ASIDE from being an esteemed pastor and popular author, the late Reverend Norman Vincent Peale was also a 33rd Degree Scottish Rite Freemason. The author of the bestselling book, The Power of Positive Thinking, was interested to know why “masons devote so much time to their fraternity.” A good answer to this question, he wrote in his essay, “What Freemasonry means to me,” came from a Grand Master who told him that he “enjoys his involvement because it gives him another dimension to living.”
As I understand it, having this other dimension, means living beyond oneself as we tend to the cares and pain of others. I am delighted to be around this kind of people who are not contented to be cocooned with their personal and familial concerns. They answer the call for help in the words so familiar to us all: Nobody lives only for himself.
Many of them are now at the Public Attorney’s Office (PAO), and some of them are entrusted with positions at the various Masonic Lodges in our country. Some say it’s because my godfather is Chief Reynold S. Fajardo who became Grand Master of your organization. That’s why some say it’s as if I’ve inherited his position.
One of them is Antonio Alcantara, the District Public Attorney (DPA) of PAO-San Jose, Antique District Office. DPA Alcantara was installed as the incoming Worshipful Master of Hamtic Lodge No. 76 in 2014. Another one is, of course, your very own newly installed Worshipful Master, the head of the PAO-National Capital Region, Marlon E. Buan. By the way, last September, Marlon was appointed Regional Public Attorney by President Rodrigo Roa Duterte.
Kapatiran, or in the Masonic language, Brotherhood, is the end of Masonic goals, according to Master Mason Stanley Maxwell. He said that in Brotherhood, “what we build today will endure. That is our hope and faith.”

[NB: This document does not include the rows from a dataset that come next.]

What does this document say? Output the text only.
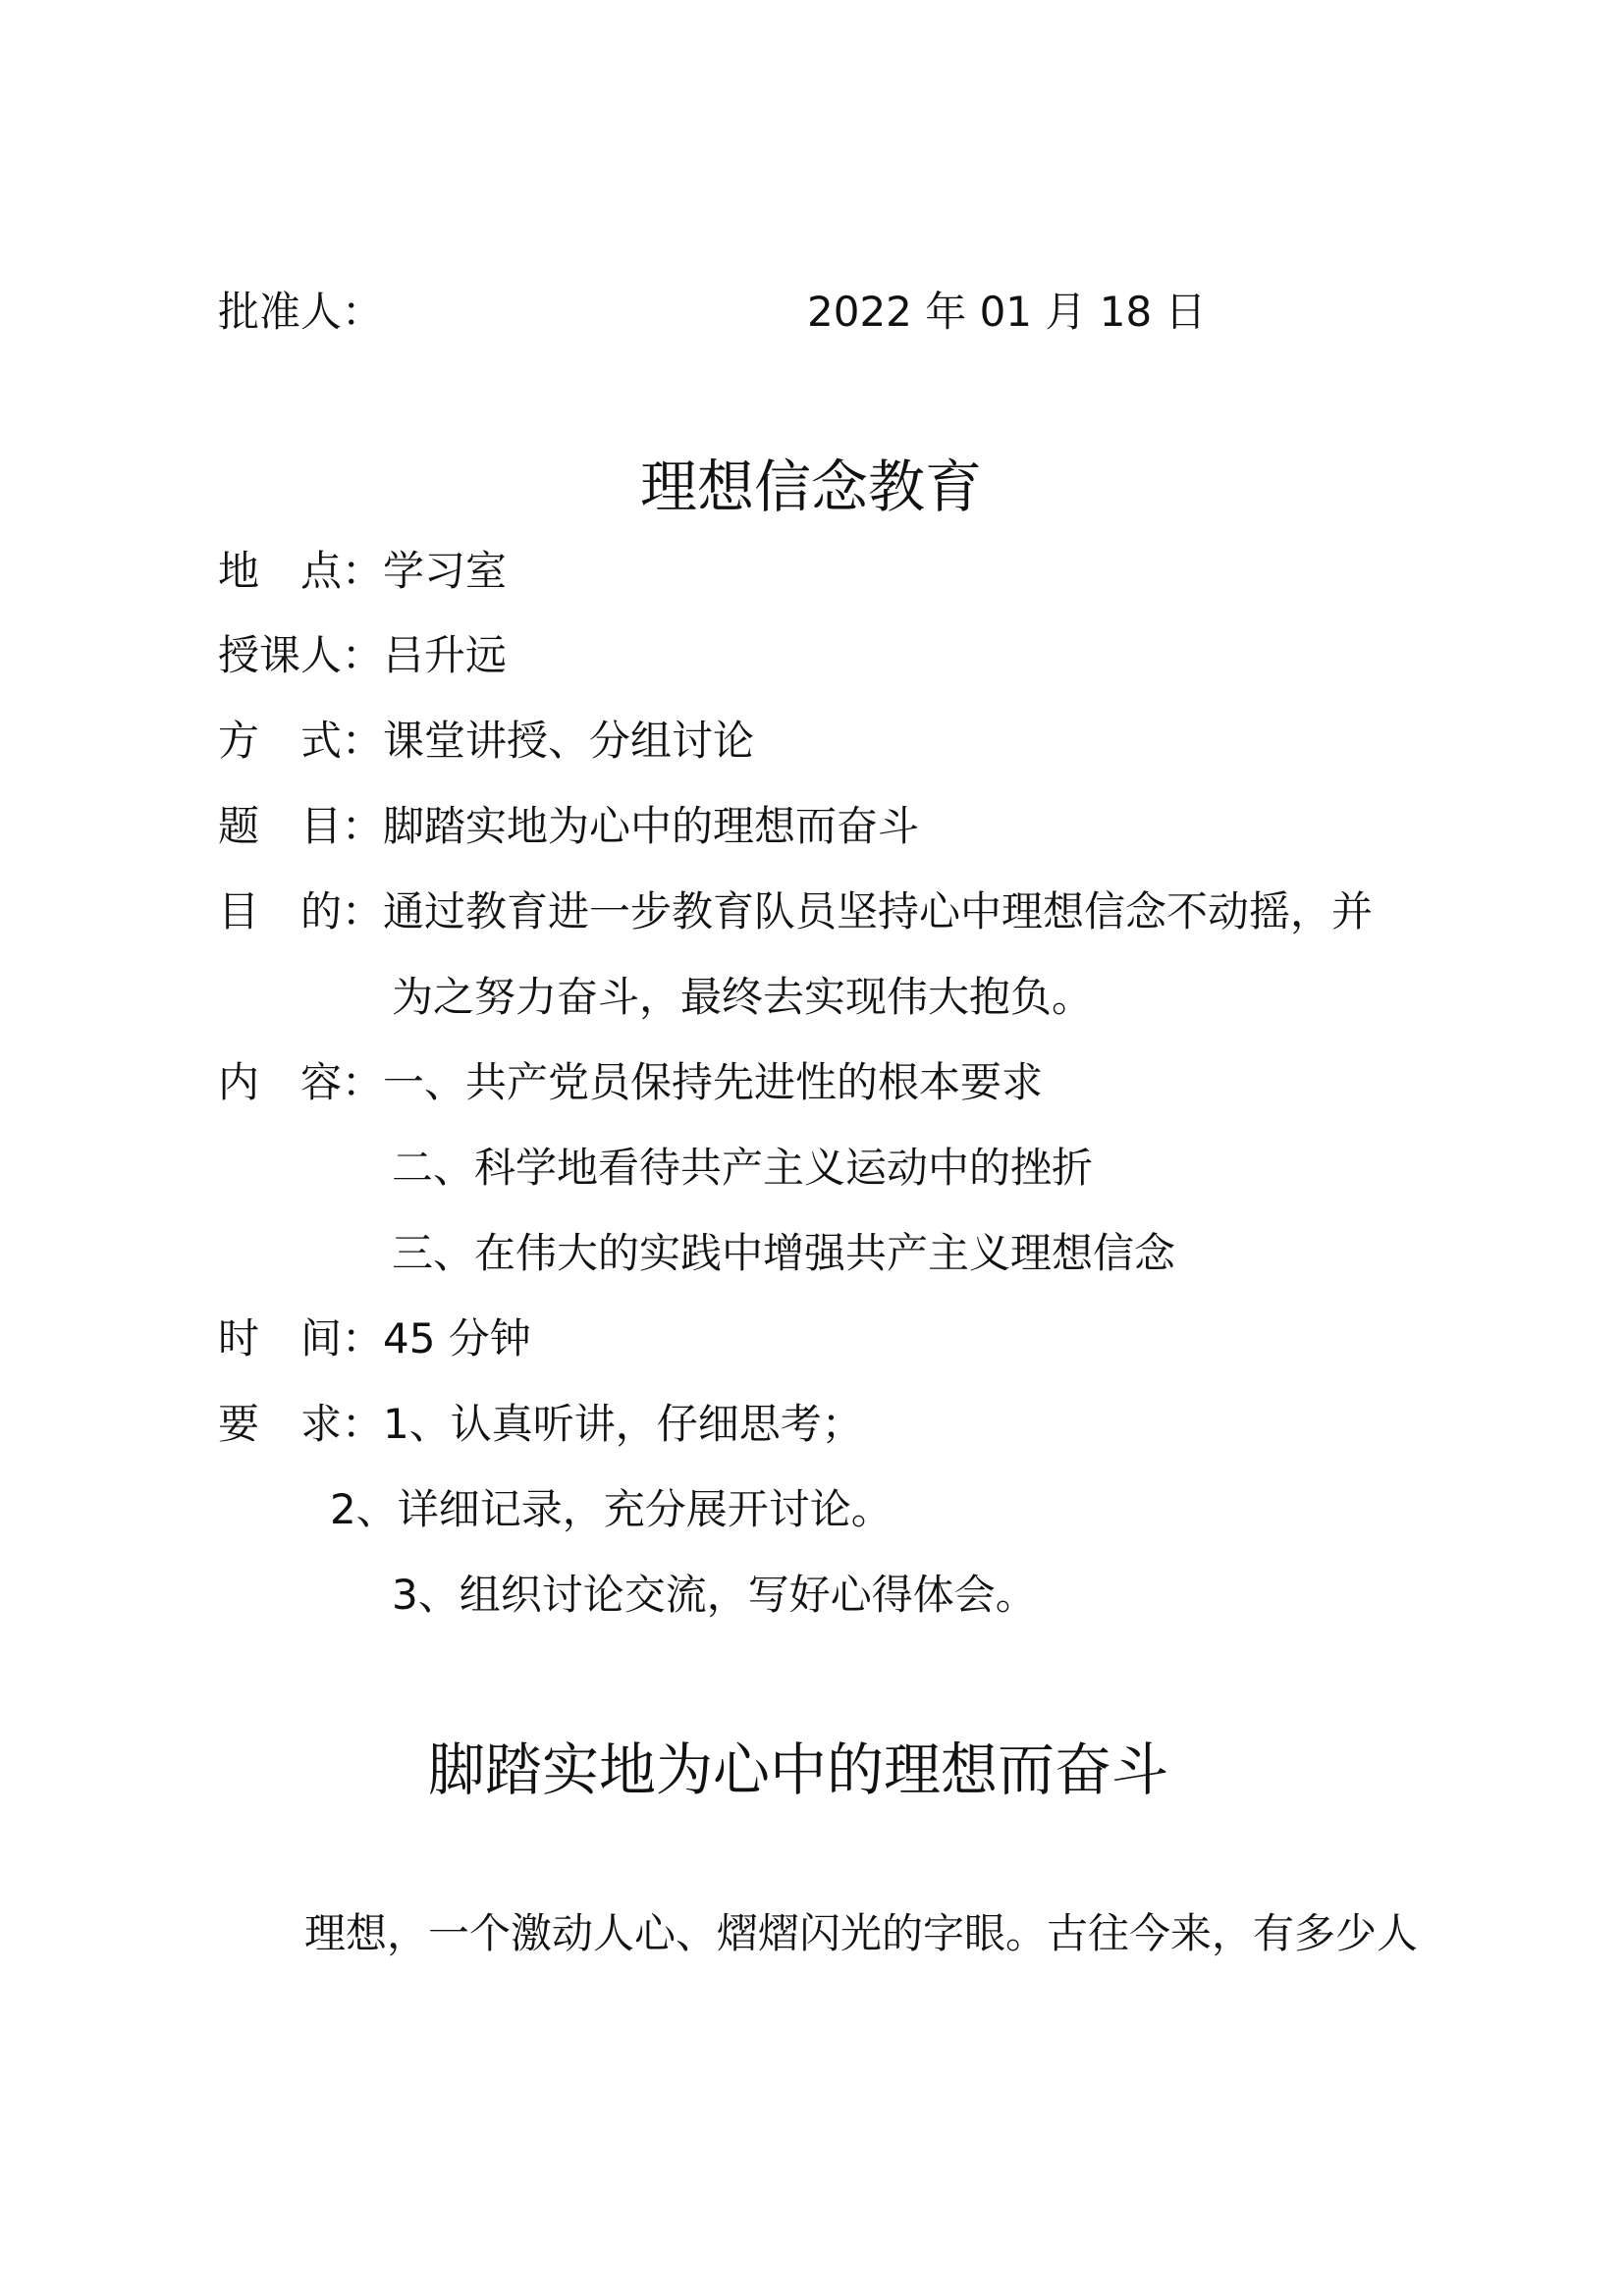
批准人：	2022 年 01 月 18 日
理想信念教育
地　点：学习室
授课人：吕升远
方　式：课堂讲授、分组讨论
题　目：脚踏实地为心中的理想而奋斗
目　的：通过教育进一步教育队员坚持心中理想信念不动摇，并
为之努力奋斗，最终去实现伟大抱负。
内　容：一、共产党员保持先进性的根本要求
二、科学地看待共产主义运动中的挫折
三、在伟大的实践中增强共产主义理想信念
时　间：45 分钟
要　求：1、认真听讲，仔细思考；
2、详细记录，充分展开讨论。
3、组织讨论交流，写好心得体会。
脚踏实地为心中的理想而奋斗
理想，一个激动人心、熠熠闪光的字眼。古往今来，有多少人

Brother Masons of Araw Lodge No. 18, I hope that you could offer the enduring gift of brotherhood to your fellow Mason, Lt. Col. Ferdinand Marcelino. He is a client of PAO, being a recipient of our provisional, limited, or temporary assistance. Lt. Col. Marcelino is known as an anti-drugs crusader, and yet some groups are trying to incarcerate him, to silence him, and also to suppress his advocacy against illegal drugs.
It is highly ironic for him to be charged with the violations of Sections 11 and 26 of Republic Act 9165, or the Comprehensive Dangerous Drugs Act of 2002.He and his co-accused, Chinese national and NBI agent, Yan Yi Shuo, were only doing undercover operations for the Philippine Drug Enforcement Agency (PDEA). In June last year, the Department of Justice already cleared him, and the Regional Trial Court of Quezon City, Branch 82, granted him bail, in the case filed against him by the past administration. However, the ruling was later reversed.
The case is now with the justice department on a petition for review.
Brigadier General Ronald C. Villanueva, chief of the military’s Intelligence Service (ISAFP) has certified that Marcelino “ has never been involved in any illegal activities, particularly illegal drugs.
General Jessie D. Dellosa, former Deputy Commissioner of the Intelligence Group of the Bureau of Customs, has written in a letter that Marcelino’s was a test case “for all military personnel detailed to support law enforcement operations and tasked with risky and dangerous jobs, who may also be forced to run against powerful and corrupt people. If it is shown here that we cannot defend one officer who has shown his courage, integrity and love of country, leaving him alone to fight against wealthy and influential corrupt rumor-mongers and syndicates, then we will lose even more principled officers who will have no means of defense…”
Outside of the Masonic Brotherhood, there are also less fortunate brothers and sisters who are in need of our help. They are the inmates in our overcrowded prisons nationwide. As of now, the PAO is giving time and attention to a particular group — some 80,000 accused in drug cases. They are always left out because there is no plea bargaining when it comes to drug cases. Those accused of kidnapping, murder, and rape are allowed to plea-bargain. But those accused of illegal possession of .01 or .02 grams of illegal drugs are imprisoned for 10 to 20 years. We are fighting to have the Supreme Court declare Section 23 of RA 9165 unconstitutional for being in violation of the equal protection clause of the Constitution. As of December 31, 2016, those involved in illegal drug cases number 303,534.
There are so many problems of our justice system. The death penalty law against drug cases is nearing approval. We need to strengthen our justice system. I know there are many Brother Masons who are lawyers, fiscals, judges, PAO, etc. Let us all help each other to attain justice so no one who is innocent is imprisoned.
The late George E. Burow, who was also a Mason, said: “We can only know the fullest joys of Masonry when we truly walk the paths of service and of hard work in the quarries.”
(This article is from a speech delivered during the 109th Public Installation of the Officers of Araw Lodge No. 18 for the Masonic Year 2017 that was held on March 18, 2017, at the Scottish Rite Temple, 1004 Taft Avenue, Manila.)